A heavy, cold rain drummed on the leather top of Nancy's buggy. Driven by a sergeant, the little carriage splashed into the Sauk camp that huddled beside the wooden walls of Fort Armstrong. A dozen peaked army tents, their grayish-white canvas sagging under the rain in a muddy field, were all Nancy could see. There were no people in sight. "I don't know how you're going to find anybody here, ma'am," said the sergeant. Nancy judged him to be a few years older than she was. His name was Benson. He had tomato-red cheeks and a blond mustache so thick that it completely hid his mouth.

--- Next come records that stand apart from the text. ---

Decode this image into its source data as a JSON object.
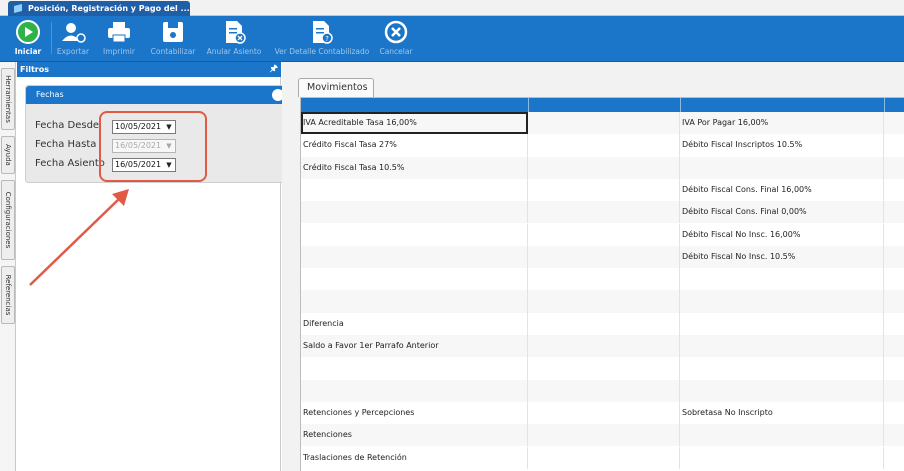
{
  "window": {
    "tab_title": "Posición, Registración y Pago del ..."
  },
  "toolbar": {
    "buttons": [
      {
        "label": "Iniciar",
        "icon": "play-icon",
        "enabled": true
      },
      {
        "label": "Exportar",
        "icon": "add-user-icon",
        "enabled": false
      },
      {
        "label": "Imprimir",
        "icon": "printer-icon",
        "enabled": false
      },
      {
        "label": "Contabilizar",
        "icon": "save-icon",
        "enabled": false
      },
      {
        "label": "Anular Asiento",
        "icon": "cancel-document-icon",
        "enabled": false
      },
      {
        "label": "Ver Detalle Contabilizado",
        "icon": "help-document-icon",
        "enabled": false
      },
      {
        "label": "Cancelar",
        "icon": "close-circle-icon",
        "enabled": false
      }
    ]
  },
  "side_tabs": [
    "Herramientas",
    "Ayuda",
    "Configuraciones",
    "Referencias"
  ],
  "filter_panel": {
    "title": "Filtros",
    "pin_icon": "pin-icon",
    "group_title": "Fechas",
    "fields": [
      {
        "label": "Fecha Desde",
        "value": "10/05/2021",
        "enabled": true
      },
      {
        "label": "Fecha Hasta",
        "value": "16/05/2021",
        "enabled": false
      },
      {
        "label": "Fecha Asiento",
        "value": "16/05/2021",
        "enabled": true
      }
    ]
  },
  "colors": {
    "accent": "#1b75c9",
    "annotation": "#e15a46"
  },
  "movimientos": {
    "tab_label": "Movimientos",
    "rows": [
      {
        "left": "IVA Acreditable Tasa 16,00%",
        "right": "IVA Por Pagar 16,00%"
      },
      {
        "left": "Crédito Fiscal Tasa 27%",
        "right": "Débito Fiscal Inscriptos 10.5%"
      },
      {
        "left": "Crédito Fiscal Tasa 10.5%",
        "right": ""
      },
      {
        "left": "",
        "right": "Débito Fiscal Cons. Final 16,00%"
      },
      {
        "left": "",
        "right": "Débito Fiscal Cons. Final 0,00%"
      },
      {
        "left": "",
        "right": "Débito Fiscal No Insc. 16,00%"
      },
      {
        "left": "",
        "right": "Débito Fiscal No Insc. 10.5%"
      },
      {
        "left": "",
        "right": ""
      },
      {
        "left": "",
        "right": ""
      },
      {
        "left": "Diferencia",
        "right": ""
      },
      {
        "left": "Saldo a Favor 1er Parrafo Anterior",
        "right": ""
      },
      {
        "left": "",
        "right": ""
      },
      {
        "left": "",
        "right": ""
      },
      {
        "left": "Retenciones y Percepciones",
        "right": "Sobretasa No Inscripto"
      },
      {
        "left": "Retenciones",
        "right": ""
      },
      {
        "left": "Traslaciones de Retención",
        "right": ""
      }
    ]
  }
}
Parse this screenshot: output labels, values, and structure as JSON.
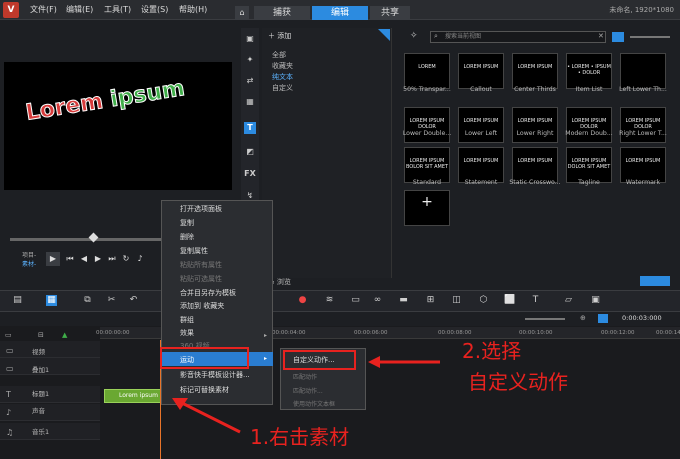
{
  "menubar": {
    "items": [
      "文件(F)",
      "编辑(E)",
      "工具(T)",
      "设置(S)",
      "帮助(H)"
    ]
  },
  "tabs": [
    "捕获",
    "编辑",
    "共享"
  ],
  "project_info": "未命名, 1920*1080",
  "preview": {
    "words": [
      "Lorem",
      " ",
      "ipsum"
    ],
    "colors": [
      "#d63a3a",
      "#f0d42b",
      "#3fae49",
      "#2f7ed8"
    ]
  },
  "playback": {
    "project_label": "项目-",
    "clip_label": "素材-"
  },
  "library": {
    "add_label": "添加",
    "categories": [
      "全部",
      "收藏夹",
      "纯文本",
      "自定义"
    ],
    "active_category": "纯文本",
    "search_placeholder": "搜索当前视图",
    "browse_label": "浏览",
    "thumbs": [
      {
        "label": "50% Transpar...",
        "text": "LOREM"
      },
      {
        "label": "Callout",
        "text": "LOREM IPSUM"
      },
      {
        "label": "Center Thirds",
        "text": "LOREM IPSUM"
      },
      {
        "label": "Item List",
        "text": "• LOREM • IPSUM • DOLOR"
      },
      {
        "label": "Left Lower Th...",
        "text": ""
      },
      {
        "label": "Lower Double...",
        "text": "LOREM IPSUM DOLOR"
      },
      {
        "label": "Lower Left",
        "text": "LOREM IPSUM"
      },
      {
        "label": "Lower Right",
        "text": "LOREM IPSUM"
      },
      {
        "label": "Modern Doub...",
        "text": "LOREM IPSUM DOLOR"
      },
      {
        "label": "Right Lower T...",
        "text": "LOREM IPSUM DOLOR"
      },
      {
        "label": "Standard",
        "text": "LOREM IPSUM BOLOR SIT AMET"
      },
      {
        "label": "Statement",
        "text": "LOREM IPSUM"
      },
      {
        "label": "Static Crosswo...",
        "text": "LOREM IPSUM"
      },
      {
        "label": "Tagline",
        "text": "LOREM IPSUM DOLOR SIT AMET"
      },
      {
        "label": "Watermark",
        "text": "LOREM IPSUM"
      }
    ],
    "add_thumb": "+"
  },
  "timeline": {
    "ruler": [
      "00:00:00:00",
      "00:00:02:00",
      "00:00:04:00",
      "00:00:06:00",
      "00:00:08:00",
      "00:00:10:00",
      "00:00:12:00",
      "00:00:14:00"
    ],
    "timecode": "0:00:03:000",
    "tracks": [
      "视频",
      "叠加1",
      "标题1",
      "声音",
      "音乐1"
    ],
    "clip_label": "Lorem ipsum"
  },
  "context_menu": {
    "items": [
      "打开选项面板",
      "复制",
      "删除",
      "复制属性",
      "粘贴所有属性",
      "粘贴可选属性",
      "合并目另存为模板",
      "添加到 收藏夹",
      "群组",
      "效果",
      "360 视频",
      "运动",
      "影音快手模板设计器...",
      "标记可替换素材"
    ],
    "disabled": [
      4,
      5,
      10
    ],
    "highlighted": "运动"
  },
  "submenu": {
    "items": [
      "自定义动作...",
      "匹配动作",
      "匹配动作...",
      "使用动作文本框"
    ],
    "disabled": [
      1,
      2,
      3
    ]
  },
  "annotations": {
    "step1": "1.右击素材",
    "step2_line1": "2.选择",
    "step2_line2": "自定义动作",
    "color": "#e8221f"
  }
}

Dark faces started to appear at the tent flaps. She wanted to weep as she saw the misery of the women and children who slowly came out, some of them holding blankets over their heads, to stand in the mud and stare at her.

Shouldn't I be glad to see the Sauk brought so low?

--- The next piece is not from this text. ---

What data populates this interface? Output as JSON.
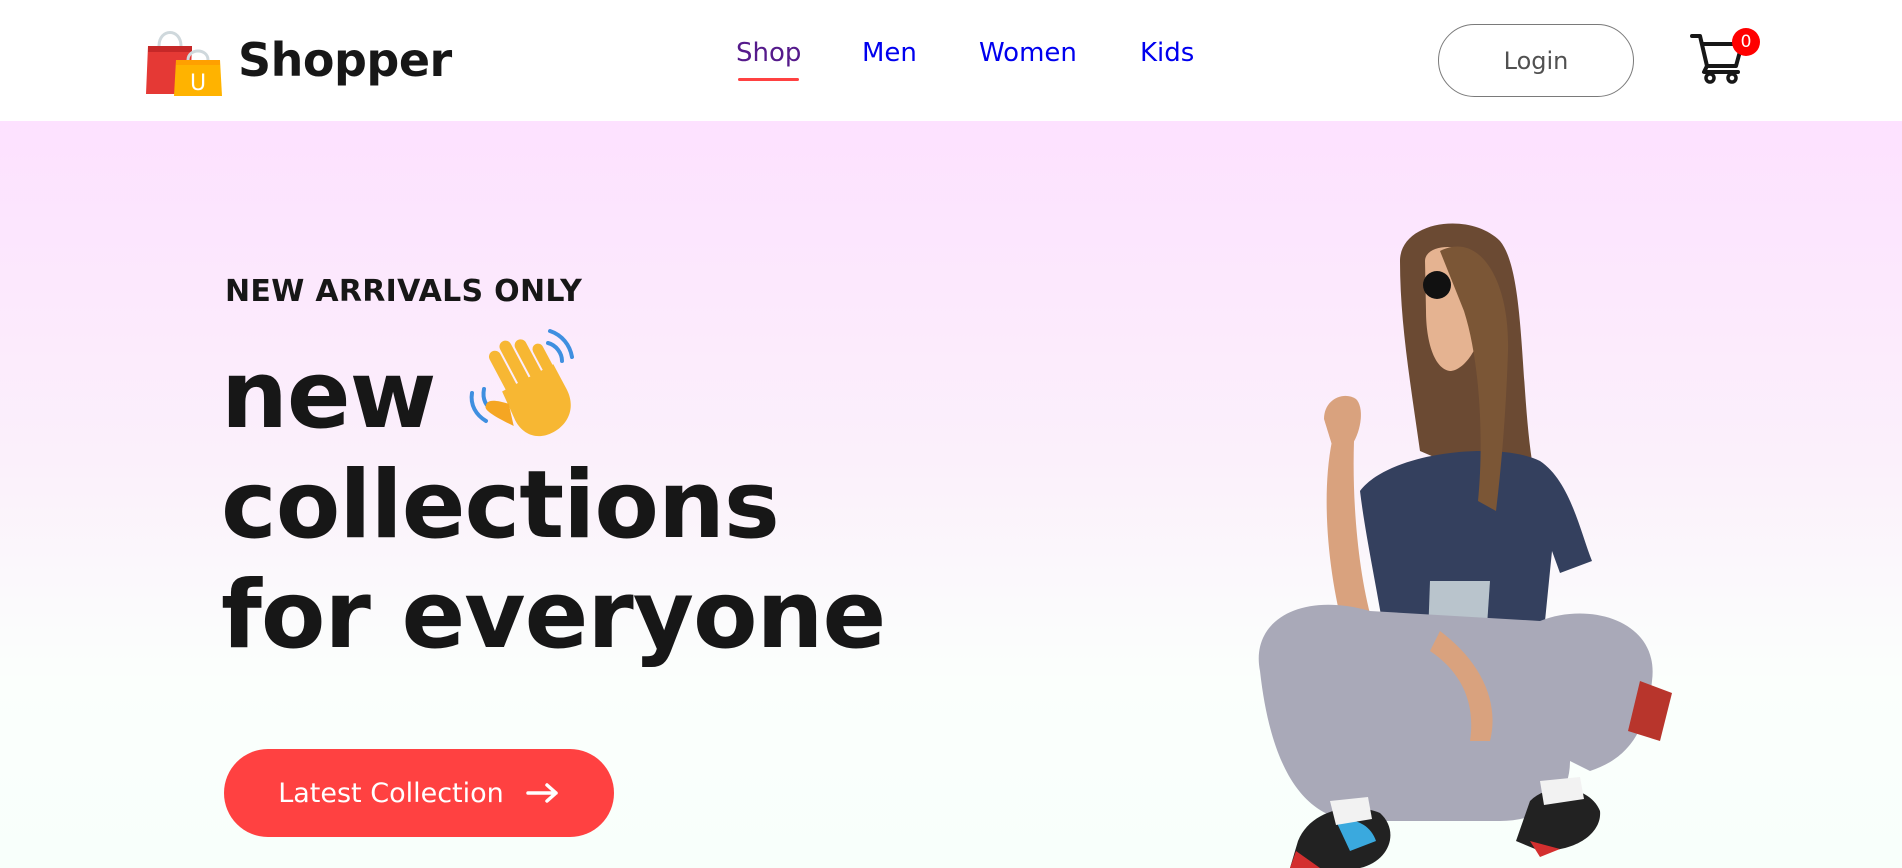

Didn't she owe it to her father, Nancy asked herself, to rejoice in the fate of the people who had murdered him? And what about the horrid things they'd done to her? So proud they'd been, the yellow-and-red-streaked faces, the feathers in their hair, the day Wolf Paw led them to burn and kill at Victor. Now they huddled, what was left of them, in the rain in a muddy field in tattered army tents.

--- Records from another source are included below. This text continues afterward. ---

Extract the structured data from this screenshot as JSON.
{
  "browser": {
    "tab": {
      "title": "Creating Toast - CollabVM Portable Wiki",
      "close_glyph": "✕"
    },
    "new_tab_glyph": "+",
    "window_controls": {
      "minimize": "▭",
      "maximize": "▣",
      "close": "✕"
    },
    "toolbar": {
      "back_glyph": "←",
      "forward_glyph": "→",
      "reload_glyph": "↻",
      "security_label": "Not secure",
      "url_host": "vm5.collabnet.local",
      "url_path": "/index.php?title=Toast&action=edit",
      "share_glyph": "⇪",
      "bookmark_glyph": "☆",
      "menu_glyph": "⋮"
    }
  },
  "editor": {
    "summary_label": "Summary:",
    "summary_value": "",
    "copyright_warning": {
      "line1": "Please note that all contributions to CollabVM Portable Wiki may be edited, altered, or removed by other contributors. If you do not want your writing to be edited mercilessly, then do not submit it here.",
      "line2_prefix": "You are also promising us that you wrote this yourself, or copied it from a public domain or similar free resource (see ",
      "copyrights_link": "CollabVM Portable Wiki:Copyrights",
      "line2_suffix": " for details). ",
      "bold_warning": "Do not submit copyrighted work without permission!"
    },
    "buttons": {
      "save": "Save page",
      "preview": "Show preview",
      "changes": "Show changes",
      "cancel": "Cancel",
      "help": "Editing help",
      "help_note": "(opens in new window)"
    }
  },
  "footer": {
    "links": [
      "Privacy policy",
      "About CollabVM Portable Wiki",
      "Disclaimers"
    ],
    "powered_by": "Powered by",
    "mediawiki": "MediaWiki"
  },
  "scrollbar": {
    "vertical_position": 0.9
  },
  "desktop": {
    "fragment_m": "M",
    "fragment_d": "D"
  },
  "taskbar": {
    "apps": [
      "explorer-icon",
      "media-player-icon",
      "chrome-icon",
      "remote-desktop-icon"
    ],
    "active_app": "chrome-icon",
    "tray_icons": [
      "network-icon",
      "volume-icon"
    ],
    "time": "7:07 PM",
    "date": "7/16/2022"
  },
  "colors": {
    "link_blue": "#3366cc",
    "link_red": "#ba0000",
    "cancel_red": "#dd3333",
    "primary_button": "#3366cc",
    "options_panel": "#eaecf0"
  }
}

But she felt no pleasure seeing the Sauk in final defeat. Through Auguste, they had become her people.

She felt suddenly uncomfortable sitting in the shelter of the buggy's top, staring down at the sodden figures in the rain. If they could stand in the rain, she decided, she could too. She jumped down.

"Ma'am!" the sergeant called, sounding alarmed. But he made no move to follow.

In an instant her bonnet, her shawl, her dress, were all sopping. But she didn't care, because the people she was looking at were soaked too. She looked for familiar faces. The people standing before her seemed made of mud. From head to foot they were a dull brown color.

"It is Yellow Hair!" She understood the Sauk words and looked around to see who had spoken, but all she saw were black eyes wide with sudden fear. Of course they all remembered her as the pale eyes woman who had been kidnapped and nearly killed, and who had escaped. They must think she had come to accuse and punish.

Yes, now that they knew her, they were backing away, ducking into their tents.